This report explores the NOAA Storm Database to identify the weather events most harmful to population health and those with the greatest economic consequences in the United States. The database spans from 1950 to November 2011 and includes information on fatalities, injuries, and property damage. The goal is to help municipal or government officials prioritize resource allocation for disaster preparedness.
# Load necessary libraries
library(dplyr)
##
## Anexando pacote: 'dplyr'
## Os seguintes objetos são mascarados por 'package:stats':
##
## filter, lag
## Os seguintes objetos são mascarados por 'package:base':
##
## intersect, setdiff, setequal, union
library(ggplot2)
library(data.table)
##
## Anexando pacote: 'data.table'
## Os seguintes objetos são mascarados por 'package:dplyr':
##
## between, first, last
# Load the data
data <- fread("repdata_data_StormData.csv.bz2")
# Check columns
names(data)
## [1] "STATE__" "BGN_DATE" "BGN_TIME" "TIME_ZONE" "COUNTY"

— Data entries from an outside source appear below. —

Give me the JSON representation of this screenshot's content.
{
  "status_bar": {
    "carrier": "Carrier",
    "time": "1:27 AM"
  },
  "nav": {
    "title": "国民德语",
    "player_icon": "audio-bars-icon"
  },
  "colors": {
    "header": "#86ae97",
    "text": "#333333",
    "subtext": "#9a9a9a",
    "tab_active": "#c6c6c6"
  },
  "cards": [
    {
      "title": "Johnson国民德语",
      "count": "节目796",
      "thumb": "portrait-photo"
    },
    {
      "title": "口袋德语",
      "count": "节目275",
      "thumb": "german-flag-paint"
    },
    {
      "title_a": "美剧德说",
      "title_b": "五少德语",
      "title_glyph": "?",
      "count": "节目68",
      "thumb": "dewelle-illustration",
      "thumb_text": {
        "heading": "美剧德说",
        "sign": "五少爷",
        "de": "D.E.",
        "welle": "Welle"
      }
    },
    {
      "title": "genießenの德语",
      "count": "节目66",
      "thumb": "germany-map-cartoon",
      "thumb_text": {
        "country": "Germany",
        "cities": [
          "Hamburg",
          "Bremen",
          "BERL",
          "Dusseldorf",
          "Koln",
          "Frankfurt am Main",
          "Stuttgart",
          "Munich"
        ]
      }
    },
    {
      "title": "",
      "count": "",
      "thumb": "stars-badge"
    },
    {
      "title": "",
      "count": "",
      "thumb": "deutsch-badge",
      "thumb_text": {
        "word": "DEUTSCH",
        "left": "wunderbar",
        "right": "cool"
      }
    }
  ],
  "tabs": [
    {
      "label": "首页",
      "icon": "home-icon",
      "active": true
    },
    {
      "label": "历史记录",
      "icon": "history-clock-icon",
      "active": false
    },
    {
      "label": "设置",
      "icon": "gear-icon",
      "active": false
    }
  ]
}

## [6] "COUNTYNAME" "STATE" "EVTYPE" "BGN_RANGE" "BGN_AZI"
## [11] "BGN_LOCATI" "END_DATE" "END_TIME" "COUNTY_END" "COUNTYENDN"
## [16] "END_RANGE" "END_AZI" "END_LOCATI" "LENGTH" "WIDTH"
## [21] "F" "MAG" "FATALITIES" "INJURIES" "PROPDMG"
## [26] "PROPDMGEXP" "CROPDMG" "CROPDMGEXP" "WFO" "STATEOFFIC"
## [31] "ZONENAMES" "LATITUDE" "LONGITUDE" "LATITUDE_E" "LONGITUDE_"
## [36] "REMARKS" "REFNUM"
# Summarizing population health impact
health_data <- data %>%
group_by(EVTYPE) %>%
summarise(Fatalities = sum(FATALITIES, na.rm = TRUE),
Injuries = sum(INJURIES, na.rm = TRUE)) %>%
mutate(TotalHarm = Fatalities + Injuries) %>%
arrange(desc(TotalHarm))
# Summarizing economic impact
# Convert property and crop damage using exponents
convert_exp <- function(val, exp) {
exp <- toupper(exp)
factor <- case_when(
exp == "K" ~ 1e3,
exp == "M" ~ 1e6,
exp == "B" ~ 1e9,
TRUE ~ 1
)
return(val * factor)
}
data$PROPDMGVAL <- convert_exp(data$PROPDMG, data$PROPDMGEXP)
data$CROPDMGVAL <- convert_exp(data$CROPDMG, data$CROPDMGEXP)
economic_data <- data %>%
group_by(EVTYPE) %>%
summarise(Property = sum(PROPDMGVAL, na.rm = TRUE),
Crop = sum(CROPDMGVAL, na.rm = TRUE)) %>%
mutate(TotalDamage = Property + Crop) %>%
arrange(desc(TotalDamage))
top_health <- health_data[1:10, ]
ggplot(top_health, aes(x = reorder(EVTYPE, -TotalHarm), y = TotalHarm)) +
geom_bar(stat = "identity", fill = "steelblue") +
theme_minimal() +
labs(title = "Top 10 Events Most Harmful to Population Health",
x = "Event Type", y = "Total Fatalities + Injuries") +
theme(axis.text.x = element_text(angle = 45, hjust = 1))
top_economic <- economic_data[1:10, ]
ggplot(top_economic, aes(x = reorder(EVTYPE, -TotalDamage), y = TotalDamage)) +
geom_bar(stat = "identity", fill = "darkgreen") +
theme_minimal() +
labs(title = "Top 10 Events with Greatest Economic Consequences",
x = "Event Type", y = "Total Property + Crop Damage (USD)") +
theme(axis.text.x = element_text(angle = 45, hjust = 1))
From the analysis above: - Tornadoes are the most harmful to population health. - Floods have the highest economic impact.
This analysis can help policy makers and emergency services better prioritize their efforts for future preparedness.